I also do not believe in wasting public money or spending it unwisely. As we have heard today, independent research on behalf of the Law Society has found that the knock-on effect of the proposals in this Bill for legal aid in clinical negligence cases will cost almost three times the Ministry of Justice-predicted savings. I hope the Minister will be able to reassure your Lordships that this issue will be reconsidered and that the Ministry of Justice will produce a financial impact assessment so that decisions will be based on sound information.
The noble Baroness has spoken from personal experience of this issue and I hope that the Minister will take into account everything she has said.
Representations on this issue have come from many sources: the Law Society, firms of solicitors practising in this area, and the National Health Service Litigation Authority. I have received—as have many noble Lords, no doubt—a letter from a firm of solicitors called Withy King, which raises two particular issues. It asks:
“What is being done to address the increase in medical negligence in the NHS and what steps are being taken to minimise the risks and ensure patient safety?”.

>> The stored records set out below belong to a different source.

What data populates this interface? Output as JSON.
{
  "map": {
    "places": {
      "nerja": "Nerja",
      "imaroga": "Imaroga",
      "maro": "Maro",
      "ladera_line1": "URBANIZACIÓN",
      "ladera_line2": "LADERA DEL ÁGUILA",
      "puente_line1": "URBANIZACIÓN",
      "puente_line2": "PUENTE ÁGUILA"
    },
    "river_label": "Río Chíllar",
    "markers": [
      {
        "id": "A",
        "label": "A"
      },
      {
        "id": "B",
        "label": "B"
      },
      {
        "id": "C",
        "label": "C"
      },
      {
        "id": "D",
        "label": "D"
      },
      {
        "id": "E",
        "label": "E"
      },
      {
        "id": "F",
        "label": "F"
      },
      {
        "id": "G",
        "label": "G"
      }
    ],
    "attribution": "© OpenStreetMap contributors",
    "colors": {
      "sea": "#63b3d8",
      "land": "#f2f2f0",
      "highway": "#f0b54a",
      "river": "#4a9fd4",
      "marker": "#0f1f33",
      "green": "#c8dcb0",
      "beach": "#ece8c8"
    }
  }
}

The Minister should address this issue. It also asks:
“What is being done to ensure that the NHSLA handles litigation appropriately, settles claims quickly, makes payments when they are due and is generally fit for purpose?”.
Again, it is incumbent upon the Minister to address this issue.
I apologise to the noble and learned Lord, Lord Lloyd of Berwick, for being absent for part of his speech. He may have addressed these issues himself—I do not know. I had to make an urgent phone call so I apologise. There is no doubt that the issues raised by Withy King are complex, but they are essential. Therefore, I hope that the Minister will focus his attention on the points it has raised, which arise out of professional experience, and that is most important.
My Lords, I have my name to Amendment 36B, as does my noble friend Lady Grey-Thompson, who has sent a message to apologise that she has unfortunately been delayed, despite making every effort to get here for the opening of this debate. I hope the Minister will reflect on all the comments that have come from around the House. We have heard some very eloquent speeches packed with information. The real problem here is: what are the unintended consequences of this change and who is going to be harmed by it?
One problem is that those who stand to lose the most in clinical negligence are indeed those harmed at birth, and children, because they are unable to be advocates for themselves, and their parents are often in more financially straitened circumstances than others. In Wales we have a disproportionate number of people who are at a lower income level and have therefore been eligible for legal aid. Therefore, we have instigated a system called Putting Things Right, which has already been alluded to, which allows a speedier and more cost-effective means of resolving claims below £25,000 in value without the need for litigation.
However, the problem for patients in general is that they entrust themselves to the NHS and they expect to receive care. When things go wrong, this may be because medicine is shades of grey, but when there is clinical negligence there really is the need for some support—not in terms of redress, because you cannot undo what has gone wrong—but to help people cope. But the problem is that they are also dependent on the NHS itself for their ongoing support and care, which puts them in a different situation from those harmed by others generally, who can avoid contact with the system that has harmed them.